Some apps or servers will use two-factor authentication (2FA) to protect your information. With 2FA, they can send SMS text messages with codes to your mobile device so you can approve a transaction or withdraw funds.

However, hackers can tap into your phone service or mirror your messages. Then, they can steal these text codes and gain access to your crypto assets. Using an authenticator app like Google Authenticator adds an extra layer of protection to 2FA because a hacker would need physical possession of your mobile device to get the code.

Conclusion

Cryptography protects cryptocurrency exchanges from schemes to steal users’ sensitive information and crypto assets. Public-key cryptography is at the forefront of preventing attacks on cryptosystems, and it’s continuously being developed to help people store, send, and receive data securely.

Because cryptocurrency exchanges have made it possible for us to safely transfer and store money, there will be a greater need for better public-key cryptosystems in the future. With more improvements from developers, hacking and theft of valuable crypto assets will hopefully be prevented.

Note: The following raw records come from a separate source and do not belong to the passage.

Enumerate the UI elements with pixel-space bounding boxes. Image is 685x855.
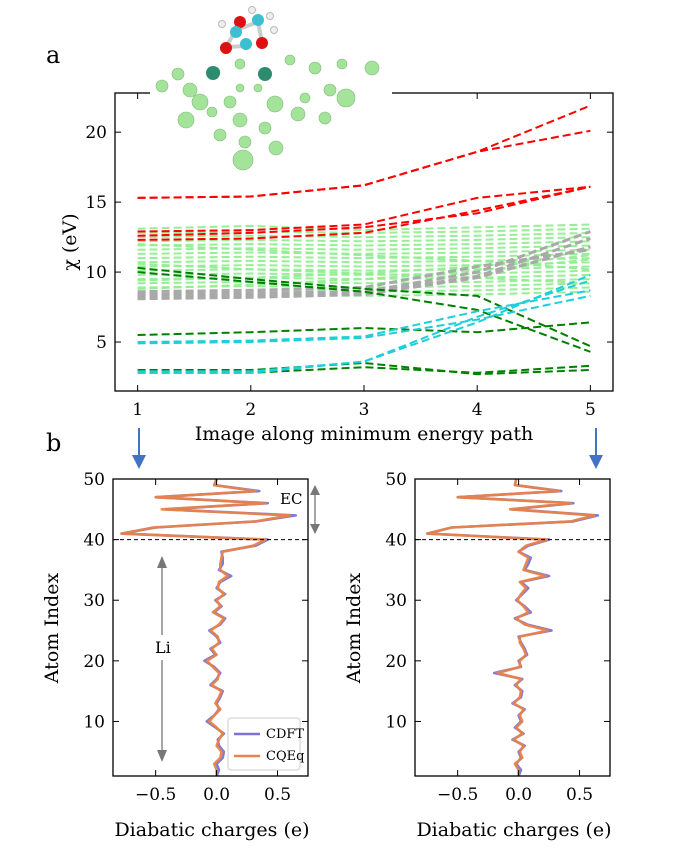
x-tick-label-left-1: 0.0	[203, 785, 230, 805]
x-tick-label-a-2: 3	[359, 400, 370, 420]
series-line-li-38	[137, 258, 591, 290]
chart-a-ticks: 1 2 3 4 5 5 10 15 20	[85, 93, 613, 420]
y-tick-label-a-3: 20	[85, 123, 107, 143]
x-tick-label-right-1: 0.0	[505, 785, 532, 805]
x-tick-label-a-4: 5	[585, 400, 596, 420]
x-tick-label-a-1: 2	[245, 400, 256, 420]
series-line-li-31	[137, 278, 591, 285]
series-line-li-19	[137, 227, 591, 234]
chart-b-right: −0.5 0.0 0.5 10 20 30 40 50 Diabatic charges (e…	[343, 470, 612, 841]
chart-b-right-ticks: −0.5 0.0 0.5 10 20 30 40 50	[385, 470, 610, 805]
y-tick-label-a-0: 5	[96, 333, 107, 353]
series-line-o-4	[137, 185, 591, 241]
y-tick-label-right-3: 40	[385, 531, 407, 551]
series-line-o-2	[137, 185, 591, 233]
series-line-h-11	[137, 289, 591, 343]
series-line-li-24	[137, 248, 591, 255]
chart-b-right-ylabel: Atom Index	[343, 573, 365, 685]
series-line-li-20	[137, 231, 591, 239]
y-tick-label-left-2: 30	[83, 591, 105, 611]
molecule-cluster-illustration	[150, 6, 392, 173]
li-annotation: Li	[155, 556, 171, 762]
chart-a: 1 2 3 4 5 5 10 15 20 Image along minimum energy …	[59, 6, 614, 445]
series-line-cqeq-right	[425, 479, 596, 776]
series-line-li-36	[137, 262, 591, 285]
chart-b-right-series	[425, 479, 600, 776]
series-line-li-18	[137, 223, 591, 232]
panel-label-a: a	[46, 41, 60, 69]
panel-label-b: b	[46, 429, 61, 457]
series-line-li-29	[137, 269, 591, 276]
y-tick-label-a-2: 15	[85, 193, 107, 213]
series-line-li-25	[137, 252, 591, 260]
x-tick-label-a-3: 4	[472, 400, 483, 420]
arrow-head-image-1	[132, 455, 146, 469]
chart-a-xlabel: Image along minimum energy path	[195, 423, 533, 445]
series-line-o-3	[137, 185, 591, 237]
y-tick-label-right-2: 30	[385, 591, 407, 611]
series-line-o-1	[137, 104, 591, 199]
series-line-h-13	[137, 279, 591, 374]
x-tick-label-left-2: 0.5	[264, 785, 291, 805]
x-tick-label-right-0: −0.5	[437, 785, 478, 805]
legend-label-cqeq: CQEq	[266, 749, 304, 764]
chart-b-left-ticks: −0.5 0.0 0.5 10 20 30 40 50	[83, 470, 308, 805]
chart-b-left: −0.5 0.0 0.5 10 20 30 40 50 Diabatic charges (e…	[41, 470, 320, 841]
chart-b-right-frame	[414, 478, 611, 777]
y-tick-label-right-1: 20	[385, 652, 407, 672]
y-tick-label-left-0: 10	[83, 712, 105, 732]
arrow-head-image-5	[589, 455, 603, 469]
legend: CDFT CQEq	[227, 717, 304, 771]
y-tick-label-left-4: 50	[83, 470, 105, 490]
series-line-c-8	[137, 361, 591, 376]
series-line-c-5	[137, 321, 591, 336]
y-tick-label-left-3: 40	[83, 531, 105, 551]
x-tick-label-left-0: −0.5	[135, 785, 176, 805]
series-line-li_surface-16	[137, 245, 591, 301]
chart-b-left-series	[120, 479, 298, 776]
series-line-c-7	[137, 271, 591, 353]
series-line-li-22	[137, 240, 591, 247]
y-tick-label-a-1: 10	[85, 263, 107, 283]
y-tick-label-left-1: 20	[83, 652, 105, 672]
x-tick-label-right-2: 0.5	[566, 785, 593, 805]
x-tick-label-a-0: 1	[132, 400, 143, 420]
series-line-h-12	[137, 273, 591, 373]
chart-b-left-ylabel: Atom Index	[41, 573, 63, 685]
ec-label: EC	[280, 490, 302, 508]
chart-a-series	[137, 104, 591, 376]
chart-b-left-frame	[112, 478, 309, 777]
series-line-li_surface-17	[137, 248, 591, 294]
y-tick-label-right-0: 10	[385, 712, 407, 732]
chart-a-ylabel: χ (eV)	[59, 213, 81, 270]
series-line-h-10	[137, 294, 591, 345]
series-line-c-6	[137, 266, 591, 348]
series-line-li-23	[137, 244, 591, 251]
series-line-li-21	[137, 236, 591, 243]
chart-b-left-xlabel: Diabatic charges (e)	[114, 819, 309, 841]
chart-b-right-xlabel: Diabatic charges (e)	[416, 819, 611, 841]
series-line-cqeq-left	[120, 479, 292, 776]
legend-label-cdft: CDFT	[266, 727, 304, 742]
y-tick-label-right-4: 50	[385, 470, 407, 490]
series-line-li_surface-14	[137, 230, 591, 296]
li-label: Li	[155, 638, 171, 657]
ec-annotation: EC	[280, 485, 320, 534]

Frequently Asked Questions About Cryptography

What is public-private key encryption?

In public-private key encryption, a sender uses a public key to encrypt a message. The recipient then uses a private key to decrypt it. This ensures that only the intended recipient will be able to access the message and its contents.
By matching the received and sent messages, public-private key encryption also guarantees data integrity. It ensures that the contents of the message aren’t tampered with while in transit.

What is proof-of-work (PoW)?

Proof-of-work (PoW) is a method for verifying blockchain transactions. In proof-of-work systems, an algorithm provides a mathematical puzzle, which participating computers then race to correctly solve. These computers are known as “miners”, and the puzzle helps verify a group of transactions, also called a “block”.
Once a computer has correctly verified a block, it’s added to the blockchain ledger. The successful miner is then given some cryptocurrency as a reward for the work done.